Você sabe que sou propensa à nostalgia e ao pensar demais nos tempos que já foram, mas sei que você também sente falta. Na sua negligência e na minha falta de cuidado, a nossa mais recente discussão nos levou à conclusão de que temos medo da distância que parece se alongar mais e mais conforme os meses passam. Acho que nossas vidas andam muito separadas.
Não foi por mal nem por escolha, óbvio. Nunca faríamos isso conosco. Mas os dias são difíceis e o inverno é mais gelado sem você por perto, sempre trazendo um casaco a mais porque sabia que eu esqueceria o meu. É uma merda isso do tempo passar, das coisas mudarem. Queria retornar às festas do pijama na sua casa, quando a gente assistia Avatar: A Lenda de Aang no salão e as suas cachorras deitavam no meu colo e eu morria de alergia.
Morro de medo de perder. Às vezes, aterrorizo-me pensando que um dia vamos sair para tomar um café e não teremos nada a dizer. Que um dia não teremos assuntos em comum — falar do paradeiro dos nossos colegas de escola se tornará mundano, fazer psicanálise dos nossos outros amigos perderá a graça, contar e recontar anedotas da faculdade parecerá bobo. Aí o que acontece? Aí o que eu faço? Aí onde eu coloco todo o carinho que sinto por você, toda a familiaridade e todo o amor que a gente compartilha?
Não somos mais as meninas de quinze anos rindo na sua festa de aniversário, abraçadas em vestidos bonitos. Não é horrorizante? Nunca mais seremos aquelas meninas. Nunca mais estudaremos juntas, nunca mais nos veremos diariamente, nunca mais teremos a mesma rotina. Estamos conquistando sonhos e descobrindo quem queremos ser, mas a que custo?
Você diria que eu sou o drama em pessoa e nem estaria errada. Ninguém morreu e a gente ainda se vê quando possível, e eu sei que posso te ligar a qualquer momento que você vai atender.

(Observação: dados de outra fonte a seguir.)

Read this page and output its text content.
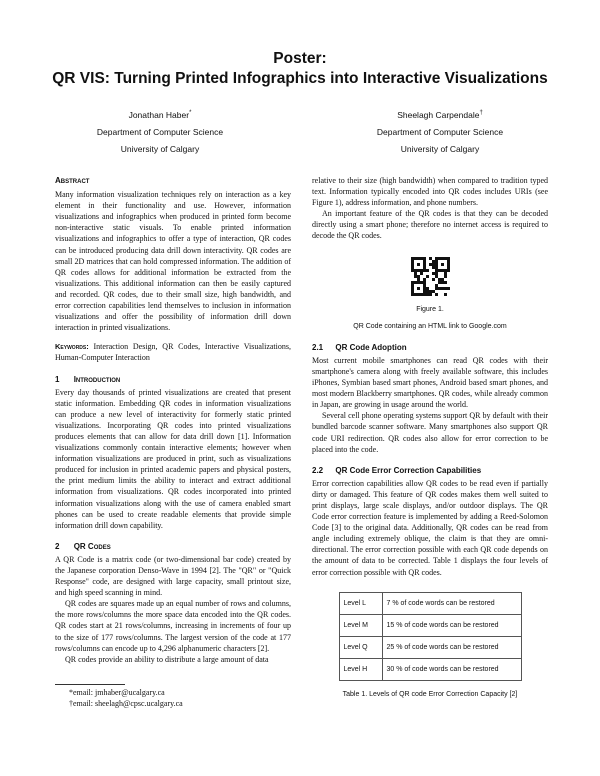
Poster:
QR VIS: Turning Printed Infographics into Interactive Visualizations
Jonathan Haber*
Department of Computer Science
University of Calgary
Sheelagh Carpendale†
Department of Computer Science
University of Calgary
Abstract

Many information visualization techniques rely on interaction as a key element in their functionality and use. However, information visualizations and infographics when produced in printed form become non-interactive static visuals. To enable printed information visualizations and infographics to offer a type of interaction, QR codes can be introduced producing data drill down interactivity. QR codes are small 2D matrices that can hold compressed information. The addition of QR codes allows for additional information be extracted from the visualizations. This additional information can then be easily captured and recorded. QR codes, due to their small size, high bandwidth, and error correction capabilities lend themselves to inclusion in information visualizations and offer the possibility of information drill down interaction in printed visualizations.

Keywords: Interaction Design, QR Codes, Interactive Visualizations, Human-Computer Interaction

1 Introduction

Every day thousands of printed visualizations are created that present static information. Embedding QR codes in information visualizations can produce a new level of interactivity for formerly static printed visualizations. Incorporating QR codes into printed visualizations produces elements that can allow for data drill down [1]. Information visualizations commonly contain interactive elements; however when information visualizations are produced in print, such as visualizations produced for inclusion in printed academic papers and physical posters, the print medium limits the ability to interact and extract additional information from visualizations. QR codes incorporated into printed information visualizations along with the use of camera enabled smart phones can be used to create readable elements that provide simple information drill down capability.

2 QR Codes

A QR Code is a matrix code (or two-dimensional bar code) created by the Japanese corporation Denso-Wave in 1994 [2]. The "QR" or "Quick Response" code, are designed with large capacity, small printout size, and high speed scanning in mind.

QR codes are squares made up an equal number of rows and columns, the more rows/columns the more space data encoded into the QR codes. QR codes start at 21 rows/columns, increasing in increments of four up to the size of 177 rows/columns. The largest version of the code at 177 rows/columns can encode up to 4,296 alphanumeric characters [2].

QR codes provide an ability to distribute a large amount of data

*email: jmhaber@ucalgary.ca
†email: sheelagh@cpsc.ucalgary.ca

relative to their size (high bandwidth) when compared to tradition typed text. Information typically encoded into QR codes includes URIs (see Figure 1), address information, and phone numbers.

An important feature of the QR codes is that they can be decoded directly using a smart phone; therefore no internet access is required to decode the QR codes.

Figure 1.
QR Code containing an HTML link to Google.com
2.1 QR Code Adoption

Most current mobile smartphones can read QR codes with their smartphone's camera along with freely available software, this includes iPhones, Symbian based smart phones, Android based smart phones, and most modern Blackberry smartphones. QR codes, while already common in Japan, are growing in usage around the world.

Several cell phone operating systems support QR by default with their bundled barcode scanner software. Many smartphones also support QR code URI redirection. QR codes also allow for error correction to be placed into the code.

2.2 QR Code Error Correction Capabilities

Error correction capabilities allow QR codes to be read even if partially dirty or damaged. This feature of QR codes makes them well suited to print displays, large scale displays, and/or outdoor displays. The QR Code error correction feature is implemented by adding a Reed-Solomon Code [3] to the original data. Additionally, QR codes can be read from angle including extremely oblique, the claim is that they are omni-directional. The error correction possible with each QR code depends on the amount of data to be corrected. Table 1 displays the four levels of error correction possible with QR codes.

Level L	7 % of code words can be restored
Level M	15 % of code words can be restored
Level Q	25 % of code words can be restored
Level H	30 % of code words can be restored
Table 1. Levels of QR code Error Correction Capacity [2]
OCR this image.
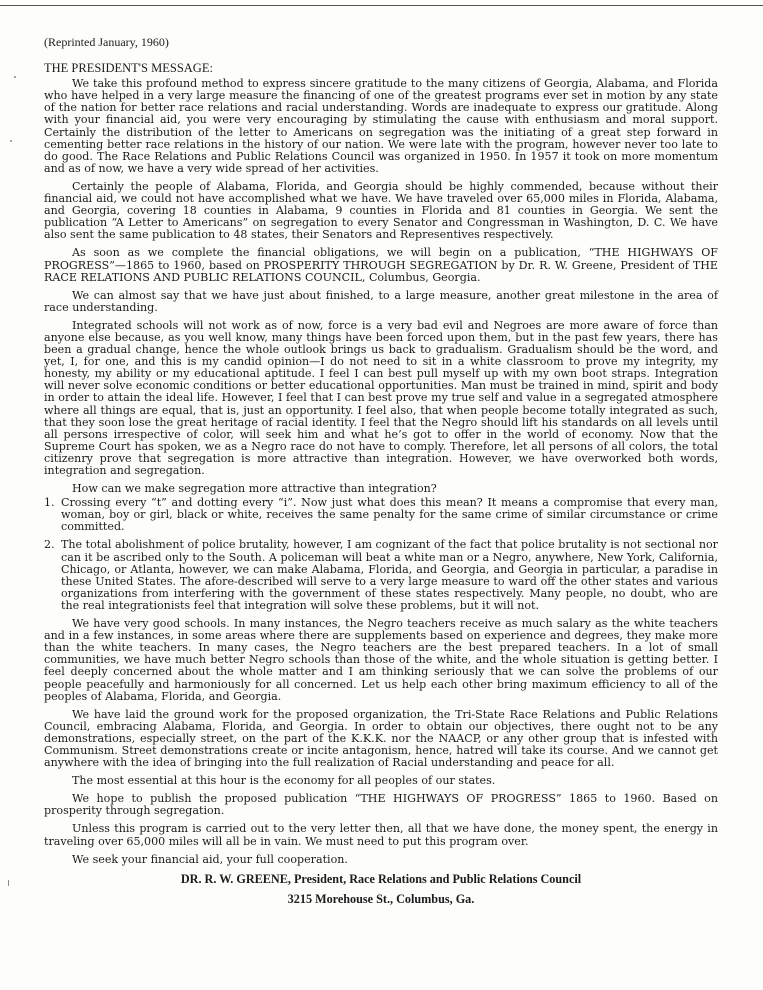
(Reprinted January, 1960)
THE PRESIDENT'S MESSAGE:

We take this profound method to express sincere gratitude to the many citizens of Georgia, Alabama, and Florida who have helped in a very large measure the financing of one of the greatest programs ever set in motion by any state of the nation for better race relations and racial understanding. Words are inadequate to express our gratitude. Along with your financial aid, you were very encouraging by stimulating the cause with enthusiasm and moral support. Certainly the distribution of the letter to Americans on segregation was the initiating of a great step forward in cementing better race relations in the history of our nation. We were late with the program, however never too late to do good. The Race Relations and Public Relations Council was organized in 1950. In 1957 it took on more momentum and as of now, we have a very wide spread of her activities.

Certainly the people of Alabama, Florida, and Georgia should be highly commended, because without their financial aid, we could not have accomplished what we have. We have traveled over 65,000 miles in Florida, Alabama, and Georgia, covering 18 counties in Alabama, 9 counties in Florida and 81 counties in Georgia. We sent the publication “A Letter to Americans” on segregation to every Senator and Congressman in Washington, D. C. We have also sent the same publication to 48 states, their Senators and Representives respectively.

As soon as we complete the financial obligations, we will begin on a publication, “THE HIGHWAYS OF PROGRESS”—1865 to 1960, based on PROSPERITY THROUGH SEGREGATION by Dr. R. W. Greene, President of THE RACE RELATIONS AND PUBLIC RELATIONS COUNCIL, Columbus, Georgia.

We can almost say that we have just about finished, to a large measure, another great milestone in the area of race understanding.

Integrated schools will not work as of now, force is a very bad evil and Negroes are more aware of force than anyone else because, as you well know, many things have been forced upon them, but in the past few years, there has been a gradual change, hence the whole outlook brings us back to gradualism. Gradualism should be the word, and yet, I, for one, and this is my candid opinion—I do not need to sit in a white classroom to prove my integrity, my honesty, my ability or my educational aptitude. I feel I can best pull myself up with my own boot straps. Integration will never solve economic conditions or better educational opportunities. Man must be trained in mind, spirit and body in order to attain the ideal life. However, I feel that I can best prove my true self and value in a segregated atmosphere where all things are equal, that is, just an opportunity. I feel also, that when people become totally integrated as such, that they soon lose the great heritage of racial identity. I feel that the Negro should lift his standards on all levels until all persons irrespective of color, will seek him and what he’s got to offer in the world of economy. Now that the Supreme Court has spoken, we as a Negro race do not have to comply. Therefore, let all persons of all colors, the total citizenry prove that segregation is more attractive than integration. However, we have overworked both words, integration and segregation.

How can we make segregation more attractive than integration?

1. Crossing every “t” and dotting every “i”. Now just what does this mean? It means a compromise that every man, woman, boy or girl, black or white, receives the same penalty for the same crime of similar circumstance or crime committed.
2. The total abolishment of police brutality, however, I am cognizant of the fact that police brutality is not sectional nor can it be ascribed only to the South. A policeman will beat a white man or a Negro, anywhere, New York, California, Chicago, or Atlanta, however, we can make Alabama, Florida, and Georgia, and Georgia in particular, a paradise in these United States. The afore-described will serve to a very large measure to ward off the other states and various organizations from interfering with the government of these states respectively. Many people, no doubt, who are the real integrationists feel that integration will solve these problems, but it will not.

We have very good schools. In many instances, the Negro teachers receive as much salary as the white teachers and in a few instances, in some areas where there are supplements based on experience and degrees, they make more than the white teachers. In many cases, the Negro teachers are the best prepared teachers. In a lot of small communities, we have much better Negro schools than those of the white, and the whole situation is getting better. I feel deeply concerned about the whole matter and I am thinking seriously that we can solve the problems of our people peacefully and harmoniously for all concerned. Let us help each other bring maximum efficiency to all of the peoples of Alabama, Florida, and Georgia.

We have laid the ground work for the proposed organization, the Tri-State Race Relations and Public Relations Council, embracing Alabama, Florida, and Georgia. In order to obtain our objectives, there ought not to be any demonstrations, especially street, on the part of the K.K.K. nor the NAACP, or any other group that is infested with Communism. Street demonstrations create or incite antagonism, hence, hatred will take its course. And we cannot get anywhere with the idea of bringing into the full realization of Racial understanding and peace for all.

The most essential at this hour is the economy for all peoples of our states.

We hope to publish the proposed publication “THE HIGHWAYS OF PROGRESS” 1865 to 1960. Based on prosperity through segregation.

Unless this program is carried out to the very letter then, all that we have done, the money spent, the energy in traveling over 65,000 miles will all be in vain. We must need to put this program over.

We seek your financial aid, your full cooperation.

DR. R. W. GREENE, President, Race Relations and Public Relations Council
3215 Morehouse St., Columbus, Ga.
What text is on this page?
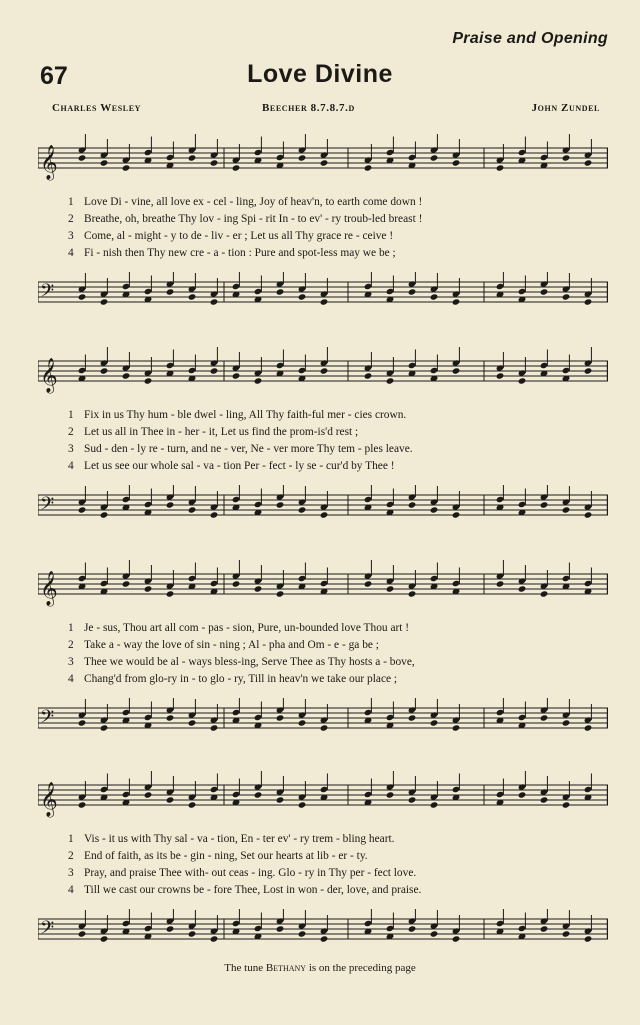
Praise and Opening
67	Love Divine
Charles Wesley	Beecher 8.7.8.7.d	John Zundel
𝄞
1 Love Di - vine, all love ex - cel - ling, Joy of heav'n, to earth come down !
2 Breathe, oh, breathe Thy lov - ing Spi - rit In - to ev' - ry troub-led breast !
3 Come, al - might - y to de - liv - er ; Let us all Thy grace re - ceive !
4 Fi - nish then Thy new cre - a - tion : Pure and spot-less may we be ;
𝄢
𝄞
1 Fix in us Thy hum - ble dwel - ling, All Thy faith-ful mer - cies crown.
2 Let us all in Thee in - her - it, Let us find the prom-is'd rest ;
3 Sud - den - ly re - turn, and ne - ver, Ne - ver more Thy tem - ples leave.
4 Let us see our whole sal - va - tion Per - fect - ly se - cur'd by Thee !
𝄢
𝄞
1 Je - sus, Thou art all com - pas - sion, Pure, un-bounded love Thou art !
2 Take a - way the love of sin - ning ; Al - pha and Om - e - ga be ;
3 Thee we would be al - ways bless-ing, Serve Thee as Thy hosts a - bove,
4 Chang'd from glo-ry in - to glo - ry, Till in heav'n we take our place ;
𝄢
𝄞
1 Vis - it us with Thy sal - va - tion, En - ter ev' - ry trem - bling heart.
2 End of faith, as its be - gin - ning, Set our hearts at lib - er - ty.
3 Pray, and praise Thee with- out ceas - ing. Glo - ry in Thy per - fect love.
4 Till we cast our crowns be - fore Thee, Lost in won - der, love, and praise.
𝄢
The tune Bethany is on the preceding page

Mas você sabe que eu sou meio assim, propensa à nostalgia e ao pensar demais nos tempos que já foram. Tenho pensado muito nisso, na mudança. Deve ser porque fiz vinte anos umas semanas atrás e a transição dezenove-vinte pesou na minha consciência. Independentemente, queria dizer que tem muito de você em mim. E que eu te procuro nas coisas, para suprir um pouco da ausência e da saudade.
Como você sabe muito bem, sempre gostei de ter barulho de fundo para fazer as coisas. Música, uma série qualquer que não exija muita atenção, algum vídeo bobo no YouTube — falamos disso naquela vez que você tinha acabado de voltar de um encontro da Liga de Saúde Mental da sua faculdade e veio me contar que tem certeza que eu tenho TDAH. O barulho me ajuda a concentrar, sei lá. Só sei que ando meio obcecada em usar os vídeos no YouTube desse cara que faz reações a álbuns de música. Esses dias percebi que é porque ele me lembra de você.
É o jeito que ele fala das músicas, acho. As reações, o tom de voz, as coisas nas quais ele repara. Ele pega as letras das músicas para ler enquanto escuta e fala do mesmo jeitinho que você falava quando a gente sentava no intervalo e dividia o seu fone de ouvido. Me traz um conforto enorme.
Ainda tenho vontade de te contar sobre cada segundo dos meus dias e de saber de cada segundo dos seus. Você era a primeira a ler os meus textos, lembra? Quando eu escrevia contos e crônicas no meu caderno da escola e te dava para olhar. Sei que você guarda aquelas folhas de caderno até hoje, assim como eu guardo seus desenhos e bilhetinhos.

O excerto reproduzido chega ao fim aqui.